The High-Dogleg Trajectory is the Clear Winner

A shortened fish-hook trajectory was technically feasible, but introduced considerably more operational complexity and risk compared to a high-dogleg design. The fish-hook would require multiple hole opening passes in a single section to achieve the dogleg requirements using smaller pilot-hole sizes then opening, before reverting to a different directional tool, and would deliver a much smaller MW window at the intersection point.

Extensive research of both publicly available and internal case studies provided clues that, although never achieved previously, the ~13°/30m build rates required by the high-dogleg design should be achievable, and casing installation was feasible. The research extended even as far as consulting experts from the HDD Industry for input, since similar Oilfield experience was limited.

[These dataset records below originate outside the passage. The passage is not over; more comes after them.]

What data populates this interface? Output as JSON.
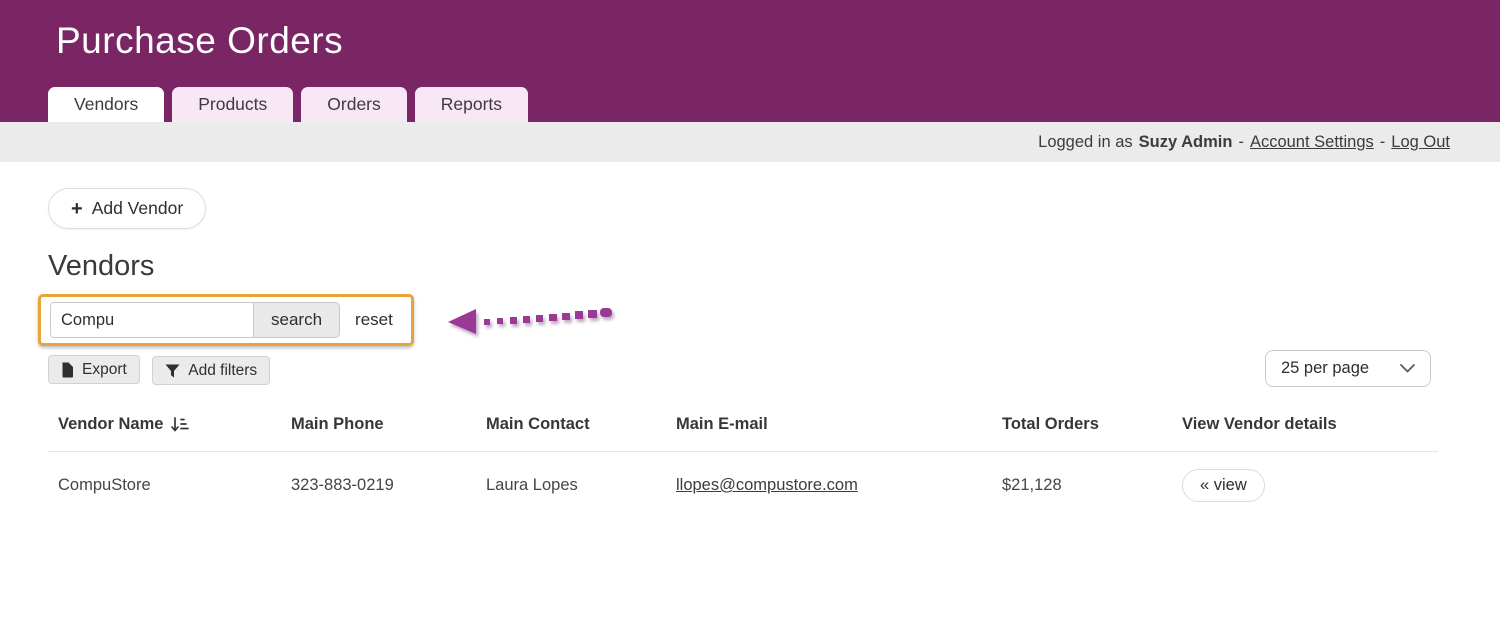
{
  "colors": {
    "header_purple": "#7a2664",
    "tab_inactive_pink": "#f8e7f5",
    "userbar_gray": "#ebebeb",
    "highlight_gold": "#e8a43b",
    "annotation_purple": "#9a3a96"
  },
  "header": {
    "title": "Purchase Orders",
    "tabs": [
      {
        "label": "Vendors",
        "active": true
      },
      {
        "label": "Products",
        "active": false
      },
      {
        "label": "Orders",
        "active": false
      },
      {
        "label": "Reports",
        "active": false
      }
    ]
  },
  "userbar": {
    "prefix": "Logged in as",
    "username": "Suzy Admin",
    "separator": "-",
    "account_settings_label": "Account Settings",
    "logout_label": "Log Out"
  },
  "actions": {
    "plus_icon": "+",
    "add_vendor_label": "Add Vendor",
    "export_label": "Export",
    "add_filters_label": "Add filters"
  },
  "page": {
    "heading": "Vendors"
  },
  "search": {
    "input_value": "Compu",
    "search_button_label": "search",
    "reset_label": "reset"
  },
  "pagination": {
    "per_page": "25 per page"
  },
  "table": {
    "columns": [
      "Vendor Name",
      "Main Phone",
      "Main Contact",
      "Main E-mail",
      "Total Orders",
      "View Vendor details"
    ],
    "rows": [
      {
        "vendor_name": "CompuStore",
        "main_phone": "323-883-0219",
        "main_contact": "Laura Lopes",
        "main_email": "llopes@compustore.com",
        "total_orders": "$21,128",
        "view_label": "« view"
      }
    ]
  }
}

Some of the unique proposed solutions were: using articulated motors, capable of at least 50°/30m in competent rock, to assure the planned ~13°/30m was achieved in the ultra-soft overburden, with directional jetting as the proposed back-up plan; under-sized directional pilot holes would be used, with hole openers rotated below a mud-motor while the string above was slid into the hole, to manage MWD dogleg limitations; and the use of flexible casing shoes.